Poucos escritores brasileiros e portugueses fugiram a este lugar-comum, onde a ânsia de amar substituía a vida amorosa. Castro Alves foi um poeta que deslocou radicalmente este modo de vida, ou este modo de morte tão em moda. Daí a atenção que é dada à sua vida aventurosa e à sequência de episódios donjuanescos que ilustram suas peripécias pela velha cidade da Bahia ou pela noite paulista. O homem e o poeta Castro Alves destoam do protótipo do homem e do poeta românticos. Os cantores suspirantes do século passado aceitavam como ideal supremo ser dobrados pelo sofrimento e padecer com orgulho e masoquismo o calvário do mal-do-século. Contrariamente, este singular poeta, deslocado da perversa tradição do seu tempo, tornou-se cantor e cultor do prazer e da vida.


BIBLIOGRAFIA

ANDRADE, Mário. Amar verbo intransitivo. São Paulo, Martins, 1978.
BANDEIRA, Manuel. Apresentação da poesia brasileira. Rio de Janeiro, 1946.
BOSI, Alfredo. História Concisa da Literatura Brasileira. 2ª ed. São Paulo, Cultrix, 1975.
CASTRO ALVES, Antonio de. Espumas flutuantes. In: Obras Completas. Rio de Janeiro, Aguilar, 1966.
LEITE, Dante Moreira. O amor romântico e outros temas. 2ª ed. São Paulo, Nacional, 1979.
PLATÃO. Banquete. In: Obras completas.

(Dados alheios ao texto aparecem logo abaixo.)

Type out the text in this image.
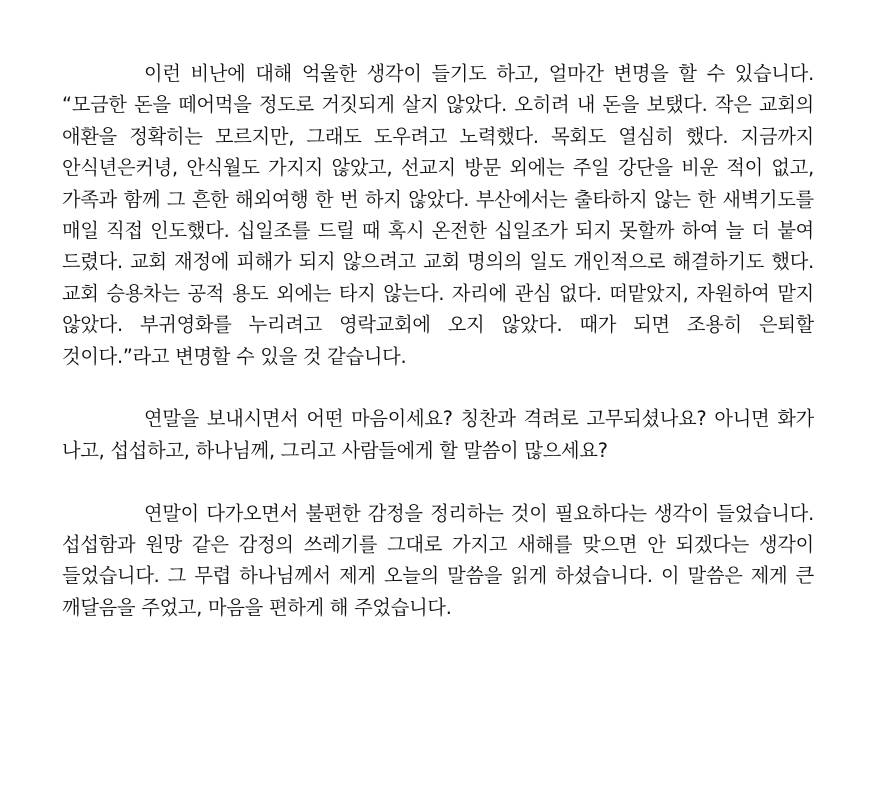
이런 비난에 대해 억울한 생각이 들기도 하고, 얼마간 변명을 할 수 있습니다. “모금한 돈을 떼어먹을 정도로 거짓되게 살지 않았다. 오히려 내 돈을 보탰다. 작은 교회의 애환을 정확히는 모르지만, 그래도 도우려고 노력했다. 목회도 열심히 했다. 지금까지 안식년은커녕, 안식월도 가지지 않았고, 선교지 방문 외에는 주일 강단을 비운 적이 없고, 가족과 함께 그 흔한 해외여행 한 번 하지 않았다. 부산에서는 출타하지 않는 한 새벽기도를 매일 직접 인도했다. 십일조를 드릴 때 혹시 온전한 십일조가 되지 못할까 하여 늘 더 붙여 드렸다. 교회 재정에 피해가 되지 않으려고 교회 명의의 일도 개인적으로 해결하기도 했다. 교회 승용차는 공적 용도 외에는 타지 않는다. 자리에 관심 없다. 떠맡았지, 자원하여 맡지 않았다. 부귀영화를 누리려고 영락교회에 오지 않았다. 때가 되면 조용히 은퇴할 것이다.”라고 변명할 수 있을 것 같습니다.

연말을 보내시면서 어떤 마음이세요? 칭찬과 격려로 고무되셨나요? 아니면 화가 나고, 섭섭하고, 하나님께, 그리고 사람들에게 할 말씀이 많으세요?

연말이 다가오면서 불편한 감정을 정리하는 것이 필요하다는 생각이 들었습니다. 섭섭함과 원망 같은 감정의 쓰레기를 그대로 가지고 새해를 맞으면 안 되겠다는 생각이 들었습니다. 그 무렵 하나님께서 제게 오늘의 말씀을 읽게 하셨습니다. 이 말씀은 제게 큰 깨달음을 주었고, 마음을 편하게 해 주었습니다.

Madrid, Aguillar, 1966.
SALLES, David. Do ideal às ilusões; alguns temas da evolução do romantismo brasileiro. Rio de Janeiro, Civilização Brasileira; Salvador, Fundação Cultural do Estado da Bahia, 1980.

SEIXAS, Cid. Da presença de Eros na poesia romântica. O objeto, a ausência e o símbolo no amor de transferência. Um exercício de crítica psicanalítica. Minas Gerais Suplemento Literário. Ano XX, nº 829. Belo Horizonte, 21 ago. 82, p. 6-7.